The steps mark an important milestone in efforts to rebuild Iceland’s shattered banks and reintegrate the north Atlantic island nation into the international financial system.
The government will issue bonds worth IKr270bn ($2.1bn) next month to three new banks set up last year after the country’s three main banks fell victim to the global credit crunch.
Creditors to the failed banks, will be offered equity stakes in two of the new banks as compensation for healthy assets that were salvaged from the ruins last October.
A provisional agreement was reached on Friday after weeks of difficult negotiations, clearing the way for the long-awaited recapitalisation, according to people involved in negotiations.
The deal is the latest in a series of steps aimed at restoring trust in Iceland’s financial system and stabilising its broader economy.
Last week, the Icelandic parliament voted to start negotiations to join the European Union .
In another breakthrough, the government last month agreed a deal to reimburse billions of pounds and euros lost by British and Dutch savers in Icelandic bank accounts.
Restructuring its banks, repaying creditors and stabilising its currency were all conditions of the $10bn rescue package granted to Iceland by the International Monetary Fund and European countries last year.

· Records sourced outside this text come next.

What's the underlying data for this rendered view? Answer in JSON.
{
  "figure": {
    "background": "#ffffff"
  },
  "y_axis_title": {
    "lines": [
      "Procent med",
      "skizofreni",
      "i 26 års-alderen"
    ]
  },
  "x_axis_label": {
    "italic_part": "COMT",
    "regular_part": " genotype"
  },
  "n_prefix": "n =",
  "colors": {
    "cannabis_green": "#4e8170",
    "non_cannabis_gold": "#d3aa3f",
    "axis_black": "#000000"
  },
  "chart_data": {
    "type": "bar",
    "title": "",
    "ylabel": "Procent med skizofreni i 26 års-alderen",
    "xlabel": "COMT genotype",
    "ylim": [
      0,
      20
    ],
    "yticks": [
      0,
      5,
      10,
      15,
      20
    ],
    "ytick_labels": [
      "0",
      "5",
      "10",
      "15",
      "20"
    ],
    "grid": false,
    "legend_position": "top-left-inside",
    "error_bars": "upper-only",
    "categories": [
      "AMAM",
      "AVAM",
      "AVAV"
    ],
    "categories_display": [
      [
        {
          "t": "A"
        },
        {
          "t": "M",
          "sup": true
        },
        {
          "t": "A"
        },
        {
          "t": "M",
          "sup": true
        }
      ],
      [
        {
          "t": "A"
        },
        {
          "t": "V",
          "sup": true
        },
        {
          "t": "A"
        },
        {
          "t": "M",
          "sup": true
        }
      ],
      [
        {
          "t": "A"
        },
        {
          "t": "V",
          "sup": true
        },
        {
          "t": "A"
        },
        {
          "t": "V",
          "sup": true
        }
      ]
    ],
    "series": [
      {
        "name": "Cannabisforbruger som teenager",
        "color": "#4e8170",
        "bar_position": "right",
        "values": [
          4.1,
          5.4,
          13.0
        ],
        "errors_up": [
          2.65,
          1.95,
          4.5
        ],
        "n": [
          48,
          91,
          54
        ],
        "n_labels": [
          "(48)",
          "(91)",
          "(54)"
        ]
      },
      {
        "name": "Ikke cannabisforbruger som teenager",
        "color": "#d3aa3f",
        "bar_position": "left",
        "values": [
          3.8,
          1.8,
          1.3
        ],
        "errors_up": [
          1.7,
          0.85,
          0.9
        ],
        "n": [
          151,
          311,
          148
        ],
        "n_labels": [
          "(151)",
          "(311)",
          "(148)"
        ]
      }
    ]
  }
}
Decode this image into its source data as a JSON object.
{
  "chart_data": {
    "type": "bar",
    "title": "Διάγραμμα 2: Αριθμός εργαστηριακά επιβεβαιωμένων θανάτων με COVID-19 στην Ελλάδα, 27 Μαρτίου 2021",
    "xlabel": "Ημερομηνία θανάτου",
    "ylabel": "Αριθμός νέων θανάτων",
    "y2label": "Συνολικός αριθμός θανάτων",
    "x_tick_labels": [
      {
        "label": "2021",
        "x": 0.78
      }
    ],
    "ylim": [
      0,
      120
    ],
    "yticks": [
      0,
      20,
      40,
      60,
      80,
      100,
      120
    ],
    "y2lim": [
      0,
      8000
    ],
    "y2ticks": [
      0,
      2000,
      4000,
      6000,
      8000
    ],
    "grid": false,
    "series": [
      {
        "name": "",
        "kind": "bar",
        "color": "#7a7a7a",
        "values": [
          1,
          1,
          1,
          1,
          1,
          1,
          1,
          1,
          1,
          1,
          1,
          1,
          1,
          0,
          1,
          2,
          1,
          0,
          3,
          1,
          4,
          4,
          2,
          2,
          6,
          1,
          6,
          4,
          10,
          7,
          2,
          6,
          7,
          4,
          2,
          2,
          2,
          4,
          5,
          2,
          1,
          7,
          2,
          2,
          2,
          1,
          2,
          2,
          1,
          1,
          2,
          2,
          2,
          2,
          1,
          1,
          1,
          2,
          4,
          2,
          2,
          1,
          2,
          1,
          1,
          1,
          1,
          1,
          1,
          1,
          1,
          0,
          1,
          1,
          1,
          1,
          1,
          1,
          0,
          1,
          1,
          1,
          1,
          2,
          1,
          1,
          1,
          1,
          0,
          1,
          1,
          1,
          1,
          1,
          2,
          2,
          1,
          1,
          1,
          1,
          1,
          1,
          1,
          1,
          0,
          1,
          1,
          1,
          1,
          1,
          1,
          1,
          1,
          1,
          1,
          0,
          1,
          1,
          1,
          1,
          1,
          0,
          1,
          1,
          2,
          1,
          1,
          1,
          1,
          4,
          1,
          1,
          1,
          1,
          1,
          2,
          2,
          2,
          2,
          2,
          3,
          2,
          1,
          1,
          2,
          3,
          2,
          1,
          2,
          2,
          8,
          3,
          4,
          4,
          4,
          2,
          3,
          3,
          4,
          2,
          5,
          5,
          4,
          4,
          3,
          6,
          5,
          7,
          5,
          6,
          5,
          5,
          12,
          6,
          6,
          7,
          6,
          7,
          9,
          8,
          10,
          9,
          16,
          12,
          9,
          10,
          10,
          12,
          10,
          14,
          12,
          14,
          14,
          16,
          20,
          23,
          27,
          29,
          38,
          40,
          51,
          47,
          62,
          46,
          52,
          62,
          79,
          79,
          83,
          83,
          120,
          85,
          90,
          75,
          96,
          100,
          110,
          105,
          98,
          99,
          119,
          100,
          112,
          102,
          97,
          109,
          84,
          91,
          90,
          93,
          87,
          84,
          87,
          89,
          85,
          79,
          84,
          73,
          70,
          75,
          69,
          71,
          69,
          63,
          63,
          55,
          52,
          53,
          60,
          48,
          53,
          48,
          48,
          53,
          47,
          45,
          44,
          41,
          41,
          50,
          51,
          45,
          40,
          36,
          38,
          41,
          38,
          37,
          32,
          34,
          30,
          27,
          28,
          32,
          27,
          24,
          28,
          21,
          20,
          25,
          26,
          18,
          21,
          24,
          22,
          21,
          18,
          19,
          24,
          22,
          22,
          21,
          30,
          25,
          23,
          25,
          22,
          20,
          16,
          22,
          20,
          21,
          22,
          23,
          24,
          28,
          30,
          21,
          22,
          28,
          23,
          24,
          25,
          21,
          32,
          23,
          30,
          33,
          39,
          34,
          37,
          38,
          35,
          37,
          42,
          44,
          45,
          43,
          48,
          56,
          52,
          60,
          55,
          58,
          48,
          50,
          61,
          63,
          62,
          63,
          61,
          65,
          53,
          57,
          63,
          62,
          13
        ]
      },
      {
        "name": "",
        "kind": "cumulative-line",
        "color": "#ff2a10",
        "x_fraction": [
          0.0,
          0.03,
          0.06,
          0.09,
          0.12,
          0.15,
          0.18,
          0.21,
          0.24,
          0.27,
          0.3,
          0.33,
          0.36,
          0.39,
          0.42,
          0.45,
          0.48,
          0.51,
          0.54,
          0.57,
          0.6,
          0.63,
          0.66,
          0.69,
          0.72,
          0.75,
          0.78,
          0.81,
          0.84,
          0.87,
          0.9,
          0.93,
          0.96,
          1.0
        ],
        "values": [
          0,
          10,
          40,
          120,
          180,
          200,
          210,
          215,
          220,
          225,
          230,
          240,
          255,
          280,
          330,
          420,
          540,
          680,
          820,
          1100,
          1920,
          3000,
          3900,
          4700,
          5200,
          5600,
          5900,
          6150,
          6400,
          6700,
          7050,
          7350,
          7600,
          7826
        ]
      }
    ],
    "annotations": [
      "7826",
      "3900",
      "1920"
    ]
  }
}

The capital injection to be announced by the government on Monday would increase the core tier one capital ratios of the new banks to about 12 per cent – in line with international standards.
Under the provisional deal, creditors to the failed banks will be offered controlling stakes in New Kaupthing Bank and Islandsbanki, which inherited the healthy assets of the failed Kaupthing and Glitnir banks, respectively.
The agreement was struck with the “resolution committees” set up by the government to unravel the failed banks but creditors were closely involved and are expected to give approval.
The deal would compensate creditors only for the assets transferred to the new banks, which represent just a fraction of the $60bn owed to foreign lenders. But it clears a crucial hurdle towards building a new bank system and starting the process of cleaning up bad assets in the failed banks.
“It was important that we reached an agreement with creditors rather than it ending up in litigation,” said an Icelandic official.
A formal deal has not yet been struck concerning assets taken from Landsbanki, the third failed bank, because its foreign entanglements – including heavy liabilities to the UK and Dutch governments – are the most complex. People familiar with negotiations said an outline deal was in place and would be finalised by the end of July.
Negotiations were led by Hawkpoint, a British financial advisory firm, appointed by the Icelandic government to oversee the process.